Cambridge To Consider More Legal Protections For Polyamorous Relationships

Printed from: https://newbostonpost.com/2023/05/25/cambridge-to-consider-more-legal-protections-for-polyamorous-relationships/

Cambridge city councilors are considering an ordinance that would provide more legal protections for “diverse family and relationship structures,” including polyamorous relationships involving three or more adults.

The measure, which would add “family and relationship structure” to a list of protected classes in the Cambridge municipal code, says that people in polyamorous relationships experience discrimination “due to prejudicial misunderstandings related to the validity and moral fitness” of the relationships.

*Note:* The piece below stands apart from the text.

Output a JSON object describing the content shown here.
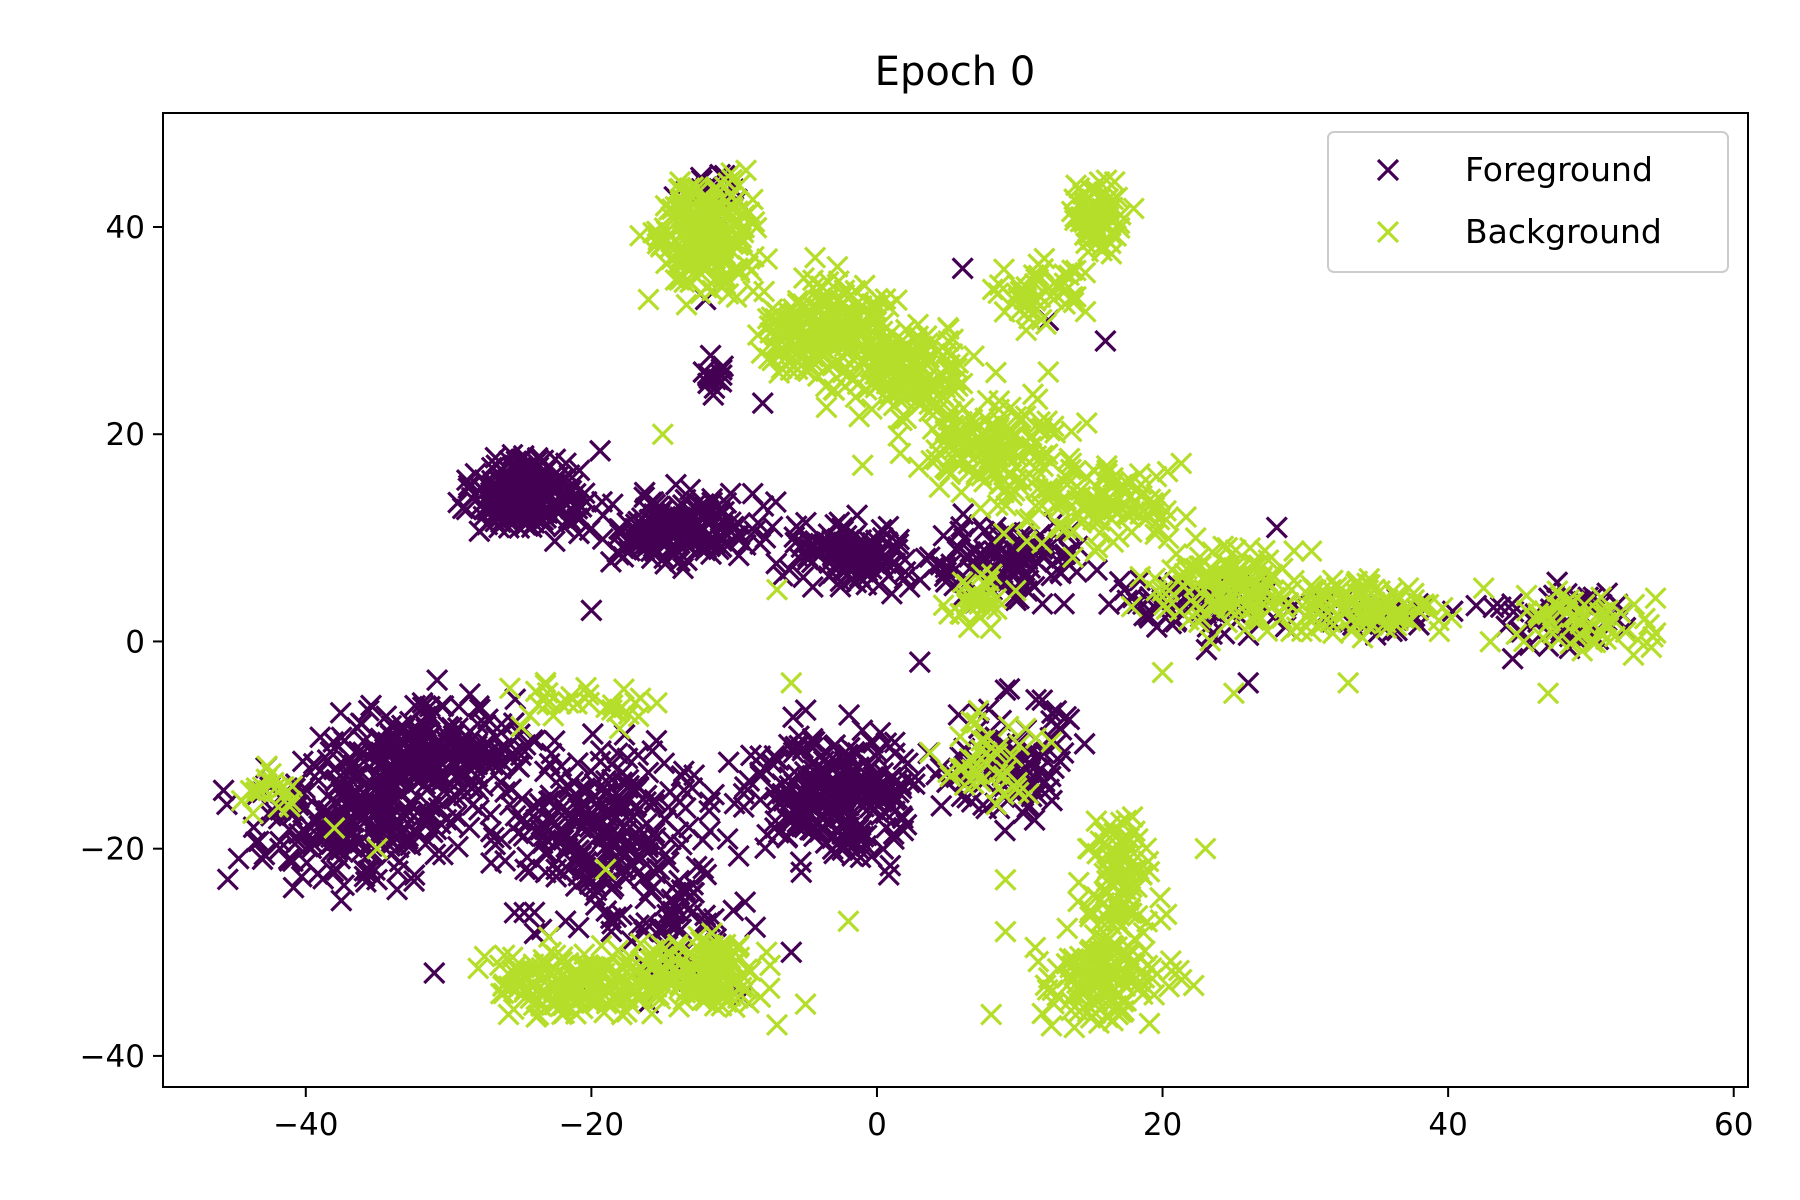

Cambridge became the second Massachusetts municipality to recognize polyamorous relationships in March 2021.

“When we amended the Domestic Partnership Ordinance in ‘21 to include people in polyamorous relationships for the first time, it was amazing to see and eye-opening how many of our constituents quietly approached us with immense gratitude,” city councilor Quinton Zondervan, who co-sponsored the ordinance with Mayor Sumbol Siddiqui, said during a city council meeting on Monday, May 22.

Zondervan mentioned that advocates have told him that the council “shouldn’t expect people to speak in public comment because those who would be impacted the most by these changes are uncomfortable outing themselves in such a public way.”

“But trust me,” Zondervan continued, “that many of our constituents and city employees would benefit from these protections.”

The full list of relationships to be protected by the ordinance include “multi-partner/multi-parent families and relationships, step families, single parents, diverse family structures, multi-generational households, consensually non-monogamous relationships, and consensual sexual and/or intimate relationships, including asexual and aromantic relationships.”

“Consensually non-monogamous relationships” refers to so-called open marriages, in which partners may live together but do not aim to be sexually faithful to one another.

The city council did not vote on the proposed ordinance on May 22 because city councilor Denise Simmons exercised her charter right to delay voting for one meeting so she could talk privately with the sponsors of the ordinance.

Councilors Simmons and Zondervan and Mayor Siddiqui could not be reached for comment by NewBostonPost.

Three Massachusetts municipalities recognize polyamorous relationships:  Arlington, Cambridge, and Somerville.

Somerville took a similar action to the one Cambridge is considering this past April.